Arriverà in sala cinematografica il 3 novembre: Il Prince di Roma, negli scorsi giorni, ha divertito il pubblico della Festa del cinema di Roma. La regia di Edoardo Falcone ci conduce all’interno di una rivisitazione del Canto di Natale di Dickens, in versione romanesca. Protagonista in scena Marco Giallini che veste i panni di quest’uomo di umili origini, divenuto uno tra i più ricchi nel territorio romano.
Siamo nel 1829, Roma. Bartolomeo Proietti (Marco Giallini) sta cercando di concludere la vendita di una dote per poter cercare di conquistare il titolo di Principe. L’essersi arricchito, nel corso del tempo, lo ha reso avido e -soprattutto- avaro. Il denaro che dovrebbe arrivare dalle riscossioni degli affitti nel Regno delle Due Sicilie dovrebbe colmare la somma che gli è stata richiesta per convolare a nozze con la giovane Principessa. Inutile sottolineare che non v’è amore in questa transizione, ma solo l’acquisizione di un titolo che ben presto dovrebbe portare l’uomo alla “fama”.

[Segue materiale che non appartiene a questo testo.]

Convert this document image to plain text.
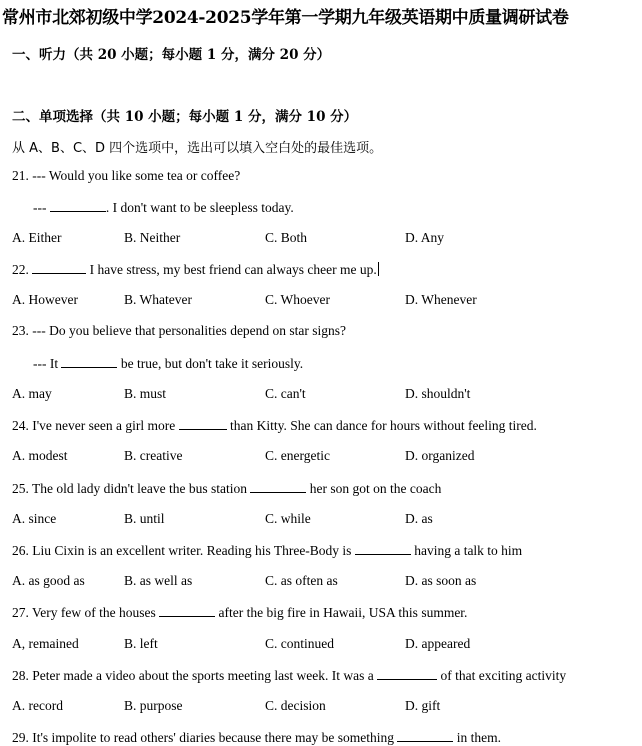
常州市北郊初级中学2024-2025学年第一学期九年级英语期中质量调研试卷
一、听力（共 20 小题；每小题 1 分，满分 20 分）
二、单项选择（共 10 小题；每小题 1 分，满分 10 分）
从 A、B、C、D 四个选项中，选出可以填入空白处的最佳选项。
21. --- Would you like some tea or coffee?
---	. I don't want to be sleepless today.
A. Either	B. Neither	C. Both	D. Any
22.	I have stress, my best friend can always cheer me up.
A. However	B. Whatever	C. Whoever	D. Whenever
23. --- Do you believe that personalities depend on star signs?
--- It	be true, but don't take it seriously.
A. may	B. must	C. can't	D. shouldn't
24. I've never seen a girl more	than Kitty. She can dance for hours without feeling tired.
A. modest	B. creative	C. energetic	D. organized
25. The old lady didn't leave the bus station	her son got on the coach
A. since	B. until	C. while	D. as
26. Liu Cixin is an excellent writer. Reading his Three-Body is	having a talk to him
A. as good as	B. as well as	C. as often as	D. as soon as
27. Very few of the houses	after the big fire in Hawaii, USA this summer.
A, remained	B. left	C. continued	D. appeared
28. Peter made a video about the sports meeting last week. It was a	of that exciting activity
A. record	B. purpose	C. decision	D. gift
29. It's impolite to read others' diaries because there may be something	in them.
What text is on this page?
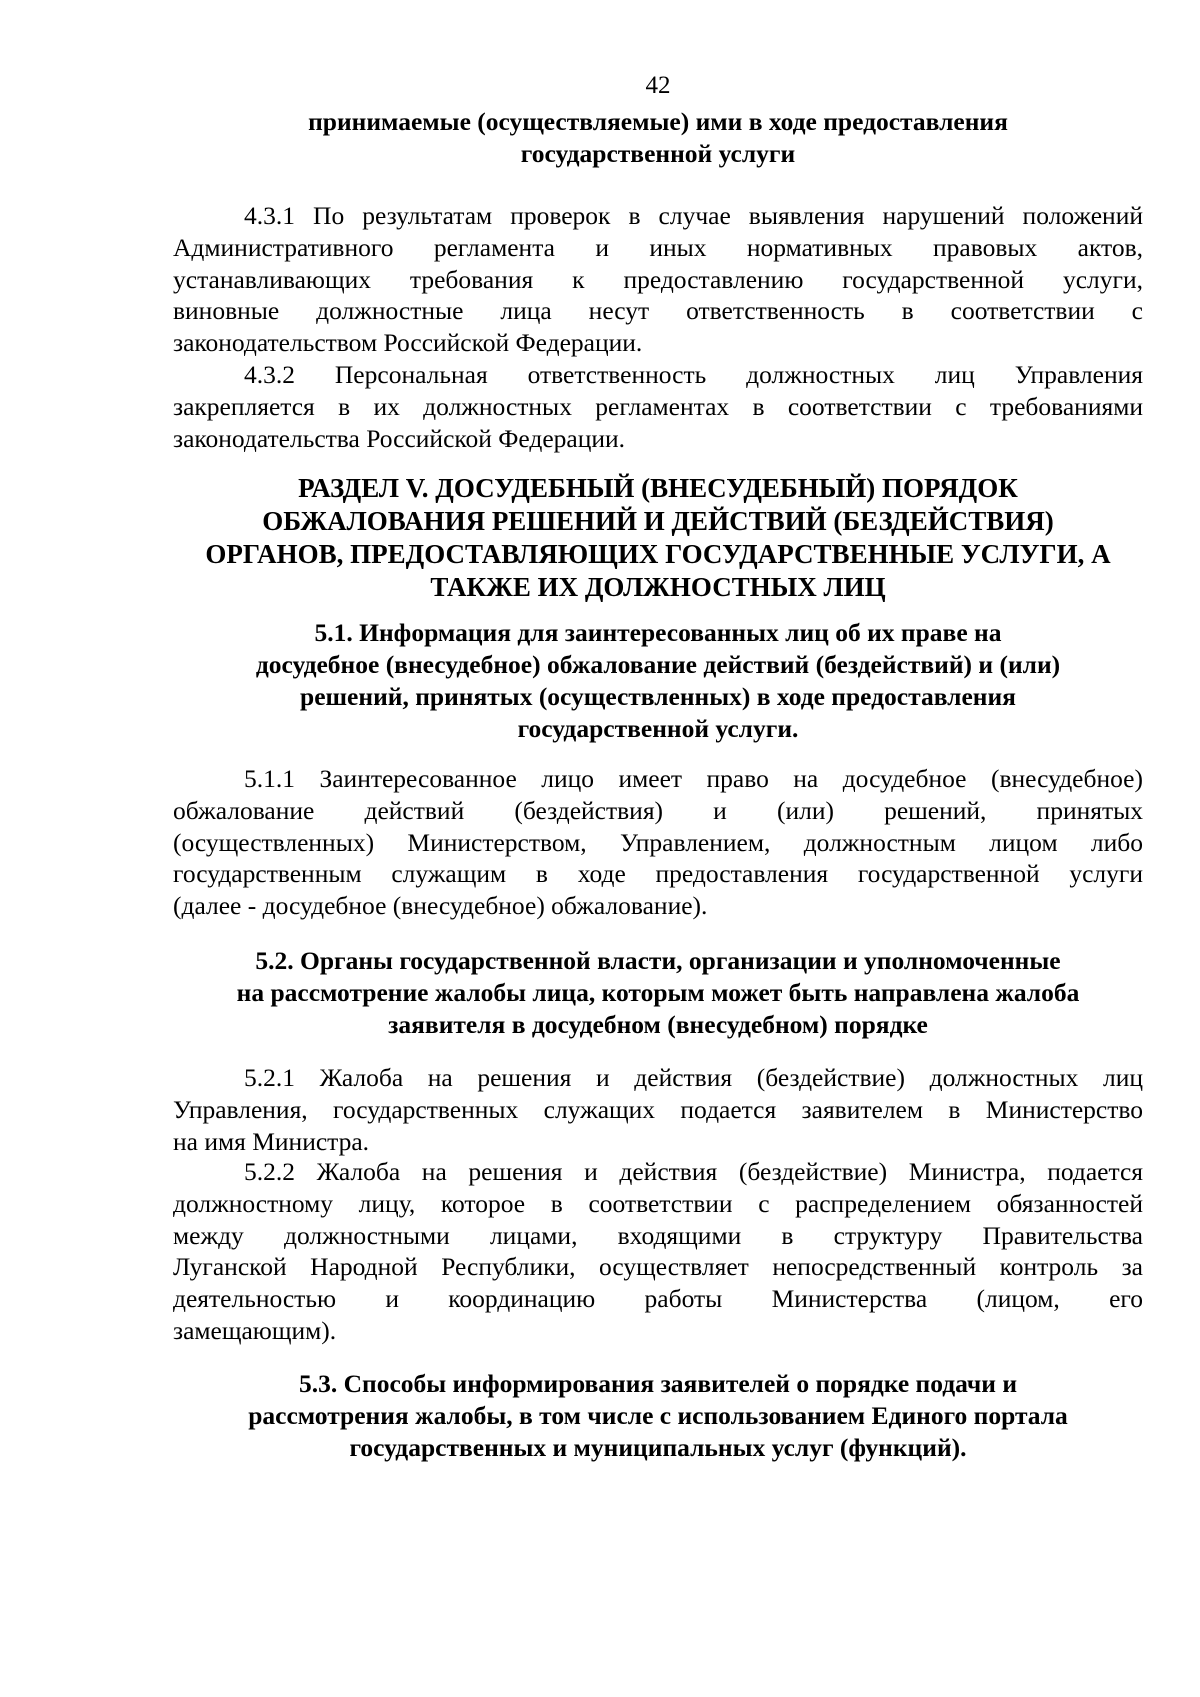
42
принимаемые (осуществляемые) ими в ходе предоставления
государственной услуги
4.3.1 По результатам проверок в случае выявления нарушений положений
Административного регламента и иных нормативных правовых актов,
устанавливающих требования к предоставлению государственной услуги,
виновные должностные лица несут ответственность в соответствии с
законодательством Российской Федерации.
4.3.2 Персональная ответственность должностных лиц Управления
закрепляется в их должностных регламентах в соответствии с требованиями
законодательства Российской Федерации.
РАЗДЕЛ V. ДОСУДЕБНЫЙ (ВНЕСУДЕБНЫЙ) ПОРЯДОК
ОБЖАЛОВАНИЯ РЕШЕНИЙ И ДЕЙСТВИЙ (БЕЗДЕЙСТВИЯ)
ОРГАНОВ, ПРЕДОСТАВЛЯЮЩИХ ГОСУДАРСТВЕННЫЕ УСЛУГИ, А
ТАКЖЕ ИХ ДОЛЖНОСТНЫХ ЛИЦ
5.1. Информация для заинтересованных лиц об их праве на
досудебное (внесудебное) обжалование действий (бездействий) и (или)
решений, принятых (осуществленных) в ходе предоставления
государственной услуги.
5.1.1 Заинтересованное лицо имеет право на досудебное (внесудебное)
обжалование действий (бездействия) и (или) решений, принятых
(осуществленных) Министерством, Управлением, должностным лицом либо
государственным служащим в ходе предоставления государственной услуги
(далее - досудебное (внесудебное) обжалование).
5.2. Органы государственной власти, организации и уполномоченные
на рассмотрение жалобы лица, которым может быть направлена жалоба
заявителя в досудебном (внесудебном) порядке
5.2.1 Жалоба на решения и действия (бездействие) должностных лиц
Управления, государственных служащих подается заявителем в Министерство
на имя Министра.
5.2.2 Жалоба на решения и действия (бездействие) Министра, подается
должностному лицу, которое в соответствии с распределением обязанностей
между должностными лицами, входящими в структуру Правительства
Луганской Народной Республики, осуществляет непосредственный контроль за
деятельностью и координацию работы Министерства (лицом, его
замещающим).
5.3. Способы информирования заявителей о порядке подачи и
рассмотрения жалобы, в том числе с использованием Единого портала
государственных и муниципальных услуг (функций).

Però le cose non vanno come previsto e l’uomo che doveva consegnargli i soldi viene arrestato per aver ucciso l’amante della moglie, sorpresa sul fatto. Bartolomeo, chiamato da tutti Meo, non farà altro che cercare di trovare i soldi che non gli sono stati consegnati dall’adesso decapitato collaboratore. Per poter trovare gli scudi, disperato, decide di affidarsi a una veggente. Nella richiesta di mettersi in contatto con il fantasma del riscossore, si ritrova coinvolto in una specie di maledizione: notte dopo notte alcuni fantasmi lo vengono a trovare.

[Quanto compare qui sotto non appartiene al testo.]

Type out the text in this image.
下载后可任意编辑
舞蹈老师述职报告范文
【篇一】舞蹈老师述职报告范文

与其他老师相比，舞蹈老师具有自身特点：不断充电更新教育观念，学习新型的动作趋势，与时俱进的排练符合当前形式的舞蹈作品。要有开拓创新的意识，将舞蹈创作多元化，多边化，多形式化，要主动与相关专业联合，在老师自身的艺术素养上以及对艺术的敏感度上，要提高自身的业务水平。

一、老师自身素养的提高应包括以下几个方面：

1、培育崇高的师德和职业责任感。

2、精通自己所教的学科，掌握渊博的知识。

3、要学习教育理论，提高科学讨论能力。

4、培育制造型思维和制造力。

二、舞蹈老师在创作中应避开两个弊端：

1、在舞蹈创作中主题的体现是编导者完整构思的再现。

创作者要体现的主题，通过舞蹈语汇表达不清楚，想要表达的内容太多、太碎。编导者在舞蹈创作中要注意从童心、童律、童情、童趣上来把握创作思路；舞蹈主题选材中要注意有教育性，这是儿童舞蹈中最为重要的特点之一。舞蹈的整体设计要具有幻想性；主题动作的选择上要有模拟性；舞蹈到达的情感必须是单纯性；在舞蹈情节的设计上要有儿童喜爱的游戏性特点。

Potete immediatamente intuire lo svolgimento del film senza che vi vengano fatte altre anticipazioni. I fantasmi di Beatrice Cenci, Giordano Bruno e Papa Borgia lo accompagneranno nel suo percorso redentivo. Passato, presente e futuro si uniscono in una commedia divertente e perfettamente incline con altre pellicole che hanno come protagonista Giallini.
Oltre alla romanità più ampia e alle figure di spicco che si alternano intorno alla vita di Meo, quello che appare interessante sono i riferimenti che è possibile cogliere dalla visione della pellicola. Bartolomeo fa Proietti di cognome, forse un probabile omaggio all’amato attore che ci ha lasciati qualche anno fa. Inoltre, l’ambientazione, i costumi, e le risposte che Meo dà nel corso della narrazione fanno immediatamente pensare a film come “Il conte Tacchia” o ancor meglio “Il marchese del Grillo”, film che portano alla mente un certo tipo di immaginario. Una commedia fatta di battute rapide, veloci, scurrili. Un divertimento che si mantiene nella media per una fruizione di semplice intrattenimento.

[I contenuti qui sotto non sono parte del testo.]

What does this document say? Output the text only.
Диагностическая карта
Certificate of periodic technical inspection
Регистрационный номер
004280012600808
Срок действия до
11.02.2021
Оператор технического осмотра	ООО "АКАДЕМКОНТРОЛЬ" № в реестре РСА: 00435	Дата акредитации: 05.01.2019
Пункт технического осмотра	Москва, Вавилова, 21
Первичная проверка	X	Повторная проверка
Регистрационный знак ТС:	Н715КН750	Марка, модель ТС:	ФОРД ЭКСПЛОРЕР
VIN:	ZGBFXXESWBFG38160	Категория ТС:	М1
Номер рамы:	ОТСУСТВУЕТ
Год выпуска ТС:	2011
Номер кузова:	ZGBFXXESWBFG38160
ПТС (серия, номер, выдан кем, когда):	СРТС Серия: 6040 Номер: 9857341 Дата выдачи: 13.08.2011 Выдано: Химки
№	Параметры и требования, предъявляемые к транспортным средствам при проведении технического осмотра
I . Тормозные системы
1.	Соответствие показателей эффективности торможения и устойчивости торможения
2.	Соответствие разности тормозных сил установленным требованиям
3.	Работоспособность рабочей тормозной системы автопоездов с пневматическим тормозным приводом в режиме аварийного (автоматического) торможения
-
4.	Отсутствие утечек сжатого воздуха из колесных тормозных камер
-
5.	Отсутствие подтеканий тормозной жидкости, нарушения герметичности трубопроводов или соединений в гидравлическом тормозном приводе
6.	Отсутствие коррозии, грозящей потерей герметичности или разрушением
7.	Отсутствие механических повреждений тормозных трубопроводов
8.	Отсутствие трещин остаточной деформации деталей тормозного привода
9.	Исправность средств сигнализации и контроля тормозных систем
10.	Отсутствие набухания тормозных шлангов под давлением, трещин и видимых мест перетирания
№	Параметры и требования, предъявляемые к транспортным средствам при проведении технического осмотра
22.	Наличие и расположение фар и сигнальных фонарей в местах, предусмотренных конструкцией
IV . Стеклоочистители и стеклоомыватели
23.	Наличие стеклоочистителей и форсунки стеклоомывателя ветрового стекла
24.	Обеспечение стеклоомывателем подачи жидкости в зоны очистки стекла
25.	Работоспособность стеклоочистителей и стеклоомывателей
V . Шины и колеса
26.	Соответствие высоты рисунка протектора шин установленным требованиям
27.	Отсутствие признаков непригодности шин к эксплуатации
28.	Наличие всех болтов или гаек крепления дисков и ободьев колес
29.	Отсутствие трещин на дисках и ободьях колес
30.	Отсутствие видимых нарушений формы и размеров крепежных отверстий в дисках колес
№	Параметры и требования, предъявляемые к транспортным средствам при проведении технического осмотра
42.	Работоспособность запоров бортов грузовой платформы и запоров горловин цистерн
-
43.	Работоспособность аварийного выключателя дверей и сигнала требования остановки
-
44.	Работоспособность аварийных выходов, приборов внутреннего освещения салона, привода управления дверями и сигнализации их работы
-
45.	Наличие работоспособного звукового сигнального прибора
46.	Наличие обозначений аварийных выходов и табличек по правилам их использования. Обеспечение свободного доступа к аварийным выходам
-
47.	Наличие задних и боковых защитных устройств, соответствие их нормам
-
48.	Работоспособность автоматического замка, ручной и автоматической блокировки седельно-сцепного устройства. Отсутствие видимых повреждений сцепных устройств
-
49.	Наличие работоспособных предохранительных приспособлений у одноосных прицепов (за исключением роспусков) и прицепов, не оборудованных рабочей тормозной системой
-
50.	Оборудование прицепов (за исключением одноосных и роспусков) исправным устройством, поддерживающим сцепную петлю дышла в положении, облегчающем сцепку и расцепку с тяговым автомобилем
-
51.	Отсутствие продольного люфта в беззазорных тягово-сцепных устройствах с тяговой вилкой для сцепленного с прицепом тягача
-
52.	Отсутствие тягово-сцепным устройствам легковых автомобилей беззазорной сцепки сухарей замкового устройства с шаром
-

Quella di Edoardo Falcone è una commedia che (probabilmente per la prima volta) crea una versione italiana del canto di Natale. La verità dalla quale i fantasmi lo mettono in guardia, infatti, lo spinge alla redenzione e al sostegno. Gli portano alla mente le sue origini, le sue promesse, la sua verità.
Un dolce e divertente viaggio alla scoperta di ciò che ha indurito il protagonista. L’elaborazione di un dramma che porta al tanto certo happy ending.